Former employee here, watching from a safe distance as yet another CRO “explores new opportunities” after barely enough time to find the toilets. It’s hard to shake the feeling the place is a rudderless ship, steered by a private equity firm that’s just waiting for the bottom-line number to hit “cash out and run.”
The go-to-market strategy lurches from idea to idea, the tech stack talks about integration more than it actually does it, and the UK local government customers who built the house are now awkwardly standing on the outside with their noses pressed against the windows. Meanwhile, revenue is busy playing whack‑a‑mole with the ideal customer profile, which seemed to change direction every time another “character‑building” quarter limped over the line.
Reams of undervalued and unrecognised talent have streamed out the door to competitors or entirely new industries, while others have been gently “helped” to the exit by an HR team with about as much grip on UK and NI employment law as van Gogh had on reality near the end.
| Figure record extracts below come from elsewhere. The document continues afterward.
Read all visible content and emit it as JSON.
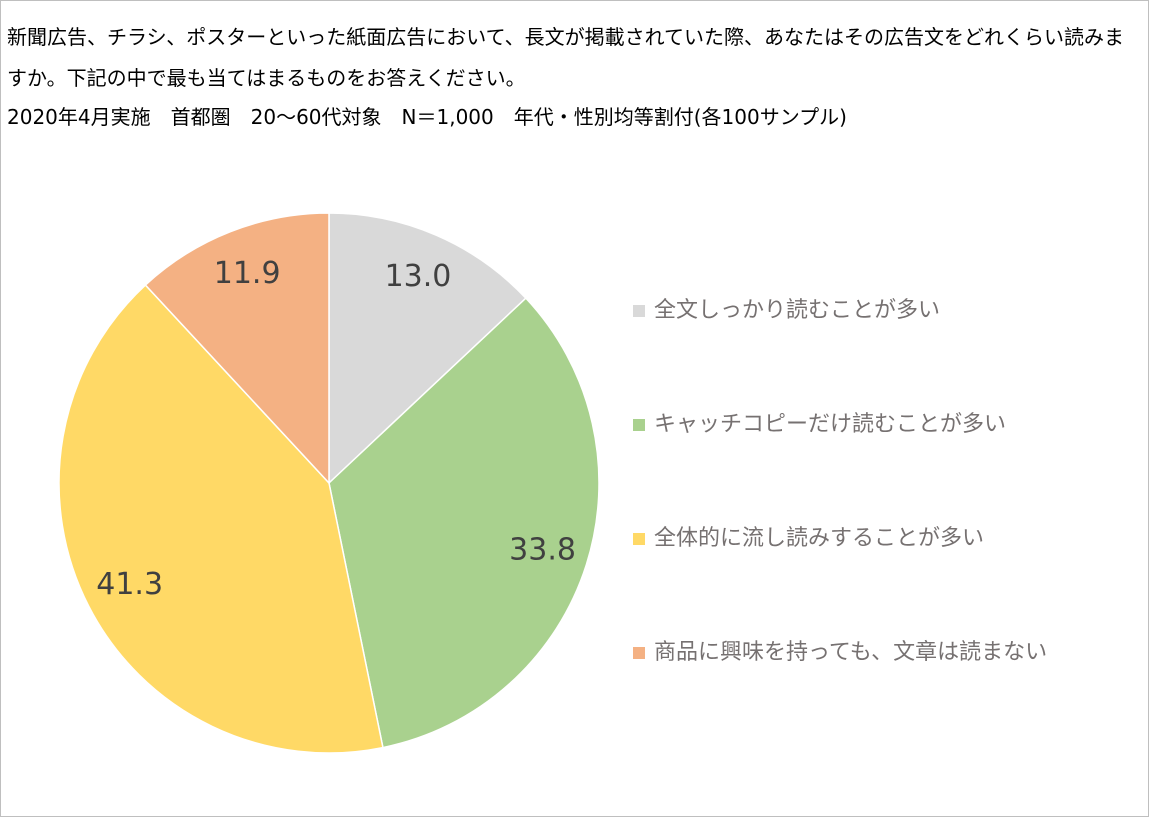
{
  "chart_data": {
    "type": "pie",
    "title": "新聞広告、チラシ、ポスターといった紙面広告において、長文が掲載されていた際、あなたはその広告文をどれくらい読みますか。下記の中で最も当てはまるものをお答えください。",
    "subtitle": "2020年4月実施　首都圏　20～60代対象　N＝1,000　年代・性別均等割付(各100サンプル)",
    "categories": [
      "全文しっかり読むことが多い",
      "キャッチコピーだけ読むことが多い",
      "全体的に流し読みすることが多い",
      "商品に興味を持っても、文章は読まない"
    ],
    "values": [
      13.0,
      33.8,
      41.3,
      11.9
    ],
    "value_labels": [
      "13.0",
      "33.8",
      "41.3",
      "11.9"
    ],
    "colors": [
      "#d9d9d9",
      "#a9d18e",
      "#ffd966",
      "#f4b183"
    ],
    "legend": "right"
  }
}
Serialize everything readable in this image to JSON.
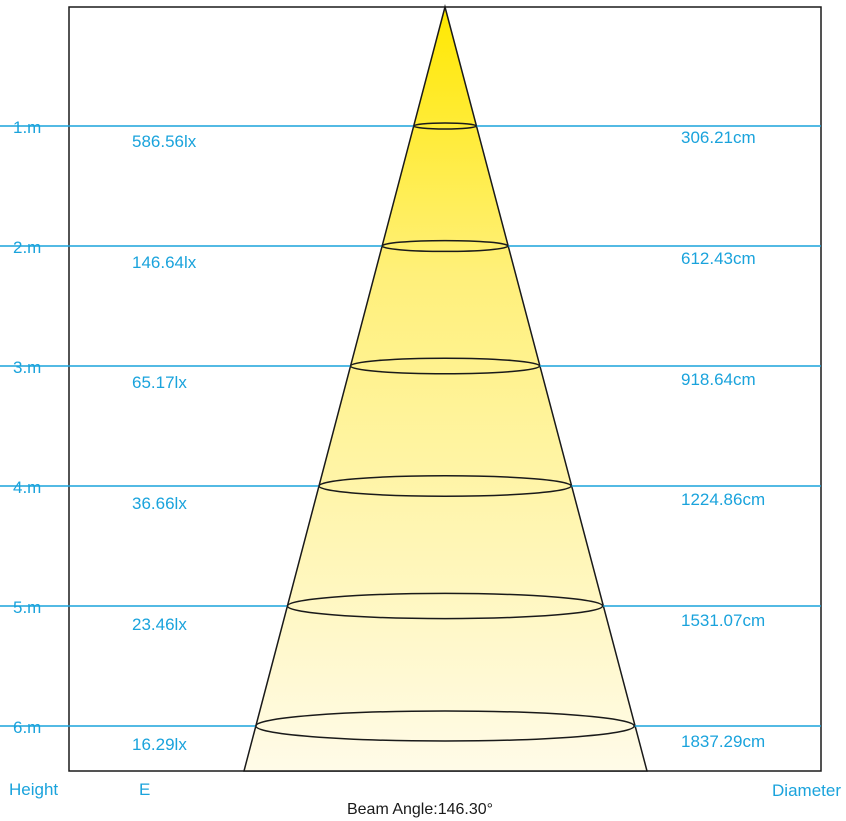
{
  "rows": [
    {
      "height": "1.m",
      "illuminance": "586.56lx",
      "diameter": "306.21cm"
    },
    {
      "height": "2.m",
      "illuminance": "146.64lx",
      "diameter": "612.43cm"
    },
    {
      "height": "3.m",
      "illuminance": "65.17lx",
      "diameter": "918.64cm"
    },
    {
      "height": "4.m",
      "illuminance": "36.66lx",
      "diameter": "1224.86cm"
    },
    {
      "height": "5.m",
      "illuminance": "23.46lx",
      "diameter": "1531.07cm"
    },
    {
      "height": "6.m",
      "illuminance": "16.29lx",
      "diameter": "1837.29cm"
    }
  ],
  "legend": {
    "height_label": "Height",
    "illuminance_label": "E",
    "diameter_label": "Diameter"
  },
  "beam_angle": "Beam Angle:146.30°",
  "colors": {
    "level_line": "#1aa3dc",
    "label_text": "#1aa3dc",
    "cone_top": "#ffe800",
    "cone_bottom": "#fffbe6",
    "outline": "#1a1a1a"
  }
}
To be fair, there is still some brilliant talent left, but most of them have either quietly checked out while waiting for something better, or are so battered by constant strategy U‑turns they no longer know if they’re coming, going, or being reorged. The place runs exactly the way the PE backers want, so advice feels redundant, but if you need a short-term gig before the next parent company sweeps through to keep the revenue and the brand and “optimise” everything else (a fate the CEO cheerfully bragged about with a previous acquisition in one of the last all‑hands I attended), this could be just the stopgap for you.